Tekanan terhadap penguatan keamanan digital juga meningkat seiring implementasi Undang-Undang Pelindungan Data Pribadi atau UU PDP.

Melalui regulasi tersebut, organisasi diwajibkan memiliki mekanisme perlindungan data yang lebih kuat, termasuk kemampuan monitoring keamanan secara real-time dan kewajiban melaporkan insiden kebocoran data dalam waktu maksimal 72 jam.

Kondisi ini membuat perusahaan perlu membangun sistem keamanan siber yang tidak hanya fokus pada pencegahan, tetapi juga kemampuan mendeteksi, merespons, dan memulihkan diri dari serangan siber secara cepat.

Dalam white paper tersebut, Indosat Business juga membahas sejumlah pendekatan strategis untuk meningkatkan ketahanan siber enterprise, termasuk implementasi Zero Trust Architecture.

Pendekatan Zero Trust menekankan prinsip “never trust, always verify”, di mana seluruh akses terhadap sistem dan data harus melalui proses verifikasi ketat tanpa mengandalkan asumsi bahwa pengguna atau perangkat tertentu dapat dipercaya secara otomatis.

Selain itu, konsep Human Firewall juga menjadi sorotan. Pendekatan ini menempatkan sumber daya manusia sebagai lapisan pertahanan penting dalam keamanan siber melalui peningkatan literasi digital, kesadaran keamanan, serta pelatihan menghadapi ancaman phishing dan rekayasa sosial.

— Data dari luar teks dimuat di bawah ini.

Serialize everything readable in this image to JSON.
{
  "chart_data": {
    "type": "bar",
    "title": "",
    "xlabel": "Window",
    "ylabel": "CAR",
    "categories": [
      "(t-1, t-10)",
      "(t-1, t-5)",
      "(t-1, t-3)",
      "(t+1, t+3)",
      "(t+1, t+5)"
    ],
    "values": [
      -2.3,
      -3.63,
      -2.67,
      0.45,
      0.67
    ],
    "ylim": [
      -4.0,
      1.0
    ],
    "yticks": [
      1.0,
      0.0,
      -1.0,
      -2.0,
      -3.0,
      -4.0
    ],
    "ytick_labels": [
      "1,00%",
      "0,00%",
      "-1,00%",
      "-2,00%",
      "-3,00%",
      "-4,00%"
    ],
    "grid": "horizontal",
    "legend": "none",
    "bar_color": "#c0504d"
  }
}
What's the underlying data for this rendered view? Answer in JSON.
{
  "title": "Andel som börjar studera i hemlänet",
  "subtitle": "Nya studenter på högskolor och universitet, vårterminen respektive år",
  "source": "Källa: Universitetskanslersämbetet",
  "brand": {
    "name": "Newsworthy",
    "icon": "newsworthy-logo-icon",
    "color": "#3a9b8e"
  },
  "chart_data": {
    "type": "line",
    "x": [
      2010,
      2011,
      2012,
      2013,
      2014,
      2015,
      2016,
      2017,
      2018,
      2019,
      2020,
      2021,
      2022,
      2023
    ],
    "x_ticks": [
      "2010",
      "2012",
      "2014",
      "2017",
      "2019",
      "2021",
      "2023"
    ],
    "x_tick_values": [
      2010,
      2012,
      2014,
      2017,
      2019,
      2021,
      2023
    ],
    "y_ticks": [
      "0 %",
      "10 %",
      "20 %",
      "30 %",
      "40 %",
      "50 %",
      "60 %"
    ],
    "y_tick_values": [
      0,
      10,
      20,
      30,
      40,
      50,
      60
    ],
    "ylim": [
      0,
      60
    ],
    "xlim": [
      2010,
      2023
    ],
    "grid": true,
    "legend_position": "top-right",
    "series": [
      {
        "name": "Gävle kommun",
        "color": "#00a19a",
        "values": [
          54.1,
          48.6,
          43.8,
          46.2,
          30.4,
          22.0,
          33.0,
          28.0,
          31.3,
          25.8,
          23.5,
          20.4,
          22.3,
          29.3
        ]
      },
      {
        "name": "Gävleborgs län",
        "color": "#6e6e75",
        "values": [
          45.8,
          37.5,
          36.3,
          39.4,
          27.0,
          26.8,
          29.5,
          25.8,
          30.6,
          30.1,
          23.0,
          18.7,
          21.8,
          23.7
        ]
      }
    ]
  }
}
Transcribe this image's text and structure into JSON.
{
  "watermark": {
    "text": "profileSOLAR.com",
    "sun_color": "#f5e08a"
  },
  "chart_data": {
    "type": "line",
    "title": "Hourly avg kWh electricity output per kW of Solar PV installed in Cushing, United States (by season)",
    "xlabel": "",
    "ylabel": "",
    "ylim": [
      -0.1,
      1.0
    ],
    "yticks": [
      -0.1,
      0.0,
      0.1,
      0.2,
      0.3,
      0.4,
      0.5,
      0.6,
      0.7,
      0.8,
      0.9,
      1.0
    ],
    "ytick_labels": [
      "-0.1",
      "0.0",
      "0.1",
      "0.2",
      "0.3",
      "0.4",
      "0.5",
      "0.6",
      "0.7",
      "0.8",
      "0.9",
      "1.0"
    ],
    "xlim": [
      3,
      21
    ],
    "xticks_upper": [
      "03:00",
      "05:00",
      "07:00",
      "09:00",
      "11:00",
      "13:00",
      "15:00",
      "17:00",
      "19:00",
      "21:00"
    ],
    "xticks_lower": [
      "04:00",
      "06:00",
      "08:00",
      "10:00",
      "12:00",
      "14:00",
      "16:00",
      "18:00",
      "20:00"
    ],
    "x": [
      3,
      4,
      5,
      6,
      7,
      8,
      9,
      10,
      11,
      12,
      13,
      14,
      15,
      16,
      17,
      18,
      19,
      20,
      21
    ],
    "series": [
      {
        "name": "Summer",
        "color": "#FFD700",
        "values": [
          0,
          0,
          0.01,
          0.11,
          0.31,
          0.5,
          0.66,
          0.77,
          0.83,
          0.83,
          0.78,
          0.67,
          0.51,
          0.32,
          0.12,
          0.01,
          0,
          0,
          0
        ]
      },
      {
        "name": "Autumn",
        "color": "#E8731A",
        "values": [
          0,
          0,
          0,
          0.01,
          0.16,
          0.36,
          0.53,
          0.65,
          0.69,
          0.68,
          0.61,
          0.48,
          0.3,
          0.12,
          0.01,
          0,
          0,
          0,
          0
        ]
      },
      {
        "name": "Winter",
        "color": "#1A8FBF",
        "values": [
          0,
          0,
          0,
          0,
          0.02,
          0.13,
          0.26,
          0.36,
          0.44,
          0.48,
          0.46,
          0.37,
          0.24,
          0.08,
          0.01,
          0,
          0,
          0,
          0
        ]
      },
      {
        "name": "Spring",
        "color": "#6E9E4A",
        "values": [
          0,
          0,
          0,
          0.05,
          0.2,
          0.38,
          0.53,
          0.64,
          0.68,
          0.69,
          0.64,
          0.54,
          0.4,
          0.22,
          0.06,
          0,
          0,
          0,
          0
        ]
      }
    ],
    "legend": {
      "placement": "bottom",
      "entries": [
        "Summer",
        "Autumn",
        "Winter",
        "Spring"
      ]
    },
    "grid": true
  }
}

Whitepaper tersebut turut menyoroti tingginya eksposur risiko siber di sejumlah sektor strategis Indonesia seperti finansial, manufaktur, pemerintahan, pendidikan, hingga layanan publik.

Digitalisasi yang semakin cepat di sektor-sektor tersebut memang meningkatkan efisiensi dan produktivitas, tetapi di saat bersamaan juga membuka lebih banyak celah keamanan apabila tidak diimbangi dengan strategi perlindungan yang memadai.

Melalui peluncuran whitepaper ini, Indosat Business ingin mendorong perusahaan di Indonesia agar memandang ketahanan siber bukan hanya sebagai biaya operasional tambahan, melainkan investasi strategis untuk menjaga daya saing bisnis jangka panjang.

Sebagai mitra transformasi digital enterprise, Indosat Business menegaskan komitmennya untuk terus membantu perusahaan membangun fondasi digital yang lebih aman, adaptif, dan terpercaya di tengah perkembangan AI dan ekonomi digital nasional yang semakin pesat.

  • keamanan siber
  • Deepfake
  • kecerdasan buatan
  • keamanan data
  • Transformasi Digital
  • Indosat Ooredoo Hutchison
  • Indosat Business
  • Ketahanan Siber
  • AI Fraud
  • Ransomware
  • Enterprise Security
  • Undang-Undang Pelindungan Data Pribadi
  • Kebocoran Data

Redaktur: Redaksi Koran Jakarta

Penulis: Haryo Brono

PT. Berita Nusantara
© Copyright 2017 - 2026 Koran Jakarta ®
All rights reserved.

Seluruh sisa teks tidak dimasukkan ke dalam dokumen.